Patchwork "blocked for more than 120 secs" --> a valid situation, how to prevent?

login
register
mail settings
Submitter Mark Lord
Date Sept. 24, 2010, 3:51 a.m.
Message ID <4C9C2039.8050903@teksavvy.com>
Download mbox | patch
Permalink /patch/65622/
State Not Applicable
Delegated to: David Miller
Headers show

Comments

Mark Lord - Sept. 24, 2010, 3:51 a.m.
On 10-09-23 10:53 PM, Mark Lord wrote:
> On 10-09-23 08:05 PM, Douglas Gilbert wrote:
>> Mark,
>> If you issued the SG_IO ioctl with a timeout of at
>> least 66 minutes (expressed in milliseconds) then
>> it looks like ata_scsi_queuecmd() has a problem.
> ..
>
> Mmm.. more like blk_execute_rq() perhaps.
> That's where the wait_for_completion(&wait) call is at.
>
> Perhaps I should change it to wait in smaller increments,
> so that the lockup detection doesn't trigger on it..
..

This patch (below) seems to work.

Does this look kosher enough for me to roll it up
as a proper patch submission?   Jens?  Joel?

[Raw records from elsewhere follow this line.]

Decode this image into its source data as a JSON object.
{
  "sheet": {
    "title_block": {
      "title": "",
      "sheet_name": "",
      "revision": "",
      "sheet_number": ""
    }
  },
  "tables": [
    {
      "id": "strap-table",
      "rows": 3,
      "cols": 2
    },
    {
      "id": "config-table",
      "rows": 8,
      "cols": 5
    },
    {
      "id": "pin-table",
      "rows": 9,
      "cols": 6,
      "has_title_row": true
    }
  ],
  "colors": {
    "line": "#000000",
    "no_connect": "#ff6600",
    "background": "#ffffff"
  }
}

The problem, again, is that the hangcheck timer fires
inappropriately during very long SG_IO commands,
such as --security-erase operations which take minutes/hours to complete.

Thanks

--
To unsubscribe from this list: send the line "unsubscribe linux-ide" in
the body of a message to majordomo@vger.kernel.org
More majordomo info at  http://vger.kernel.org/majordomo-info.html
Jens Axboe - Sept. 24, 2010, 9:12 a.m.
On 2010-09-24 05:51, Mark Lord wrote:
> On 10-09-23 10:53 PM, Mark Lord wrote:
>> On 10-09-23 08:05 PM, Douglas Gilbert wrote:
>>> Mark,
>>> If you issued the SG_IO ioctl with a timeout of at
>>> least 66 minutes (expressed in milliseconds) then
>>> it looks like ata_scsi_queuecmd() has a problem.
>> ..
>>
>> Mmm.. more like blk_execute_rq() perhaps.
>> That's where the wait_for_completion(&wait) call is at.
>>
>> Perhaps I should change it to wait in smaller increments,
>> so that the lockup detection doesn't trigger on it..
> ..
> 
> This patch (below) seems to work.
> 
> Does this look kosher enough for me to roll it up
> as a proper patch submission?   Jens?  Joel?

Ideally it would be nice to just pass the info down that it should not
complain, since waiting > 120 seconds (or whatever the timeout is set
to) is expected by the caller in some cases.

But your patch is simple enough and it gets the job done. I will queue
it up for .37 if you send a properly formatted and signed-off-by
version.

Patch

--- old/block/blk-exec.c	2010-08-26 19:47:12.000000000 -0400
+++ linux/block/blk-exec.c	2010-09-23 23:41:47.478826002 -0400
@@ -95,7 +95,8 @@ 
  
  	rq->end_io_data = &wait;
  	blk_execute_rq_nowait(q, bd_disk, rq, at_head, blk_end_sync_rq);
-	wait_for_completion(&wait);
+	while (!wait_for_completion_timeout(&wait, (sysctl_hung_task_timeout_secs >> 1) * HZ))
+		; /* periodic wakeup prevents "hung_task" warnings */
  
  	if (rq->errors)
  		err = -EIO;